The corporate subject, as recognized by the Supreme Court functions as a subject due to the powers of the subjects which compose it. Each subject functions autonomously yet cedes a certain realm of action to the corporation, and lends to the corporation the use of its subjective capacity. Thus, the corporate subject is the sum total of its constituent subjects acting in unity with the corporate identity. The corporation behaves as a subject do to its composition, in other words, the corporation’s embodiment is such that it is capable of producing a subject. The particular embodiment of the subject need not take any particular form, the only requirement for such an embodiment is that it be capable of producing a subject. The subject, judged from without, it recognized through its behaviors, and as such, the corporation, the corporate subject, can be recognized as a subject if its behaviors are sufficient to produce such a judgement.

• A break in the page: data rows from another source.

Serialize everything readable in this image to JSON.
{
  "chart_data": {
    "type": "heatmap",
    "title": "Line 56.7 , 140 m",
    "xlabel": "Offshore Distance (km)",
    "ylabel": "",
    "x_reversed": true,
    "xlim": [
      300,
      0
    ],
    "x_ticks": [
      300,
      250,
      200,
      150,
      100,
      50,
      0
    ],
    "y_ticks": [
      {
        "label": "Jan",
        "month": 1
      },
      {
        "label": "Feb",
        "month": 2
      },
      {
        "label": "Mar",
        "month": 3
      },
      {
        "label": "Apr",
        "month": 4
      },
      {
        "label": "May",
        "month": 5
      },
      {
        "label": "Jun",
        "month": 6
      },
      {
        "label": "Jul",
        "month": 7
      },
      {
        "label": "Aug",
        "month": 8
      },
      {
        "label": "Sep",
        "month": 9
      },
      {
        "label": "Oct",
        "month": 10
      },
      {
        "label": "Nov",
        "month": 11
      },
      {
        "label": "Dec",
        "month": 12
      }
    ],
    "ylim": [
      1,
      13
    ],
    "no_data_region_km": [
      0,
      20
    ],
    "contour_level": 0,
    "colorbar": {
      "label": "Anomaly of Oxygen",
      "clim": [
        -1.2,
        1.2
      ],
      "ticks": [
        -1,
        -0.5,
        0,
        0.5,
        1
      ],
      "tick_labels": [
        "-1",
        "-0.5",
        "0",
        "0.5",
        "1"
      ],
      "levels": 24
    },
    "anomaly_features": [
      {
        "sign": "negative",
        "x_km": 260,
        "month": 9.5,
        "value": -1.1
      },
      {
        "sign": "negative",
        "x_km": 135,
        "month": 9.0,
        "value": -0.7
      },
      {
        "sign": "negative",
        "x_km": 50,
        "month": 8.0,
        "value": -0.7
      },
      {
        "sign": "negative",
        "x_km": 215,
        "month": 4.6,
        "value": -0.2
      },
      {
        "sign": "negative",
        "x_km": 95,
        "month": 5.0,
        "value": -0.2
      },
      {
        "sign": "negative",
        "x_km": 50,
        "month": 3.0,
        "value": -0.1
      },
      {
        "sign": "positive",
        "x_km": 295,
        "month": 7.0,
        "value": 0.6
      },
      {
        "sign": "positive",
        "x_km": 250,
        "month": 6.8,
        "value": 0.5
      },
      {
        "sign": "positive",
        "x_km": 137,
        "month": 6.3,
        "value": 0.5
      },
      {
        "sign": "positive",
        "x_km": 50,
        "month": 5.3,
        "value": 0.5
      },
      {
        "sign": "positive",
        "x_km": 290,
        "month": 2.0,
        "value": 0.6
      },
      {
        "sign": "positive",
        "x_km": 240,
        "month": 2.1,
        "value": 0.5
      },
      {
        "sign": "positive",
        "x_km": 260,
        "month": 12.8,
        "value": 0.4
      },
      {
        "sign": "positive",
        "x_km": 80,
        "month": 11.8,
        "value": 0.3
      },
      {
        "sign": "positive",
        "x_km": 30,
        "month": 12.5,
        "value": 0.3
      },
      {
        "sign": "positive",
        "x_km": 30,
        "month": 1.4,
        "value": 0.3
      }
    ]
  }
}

Within the essay which I wrote I do not use the above analogies, though they seemed fitting for the present purposes. My primary argument, however, is the same: behavior is the only appropriate rubric against which to judge a being’s subjectivity. There are a great deal of ramifications for the recognition of the corporate subject, primarily the effects which such a subject would have on its constituent subjects. Due to the unique nature of the corporate subject and its embodiment, I believe that the only way in which the corporate subject is truly capable of maintaining its subjectivity is by allowing for the full expression of its constituent subjects’ subjectivity and that the negation of any individual subject’s rights compromises the subjectivity of the entire corporation. However, I think that is a long and complex argument which doesn’t have much place in the present discussion (though I may return to it later if there is sufficient interest).

I wanted to return the this set of ideas because I realized some time ago that the set of arguments that I developed in favor of the corporate subject were popping up in the project I’m currently engaged with Emjay in developing. If we are working towards an Ontological Subject and the Theology of the Subject, then the definition and exploration of the subject becomes the center out of which everything else expands. Essentially, we are working backwards to the center of experience so that we make work forwards to the world and the divine.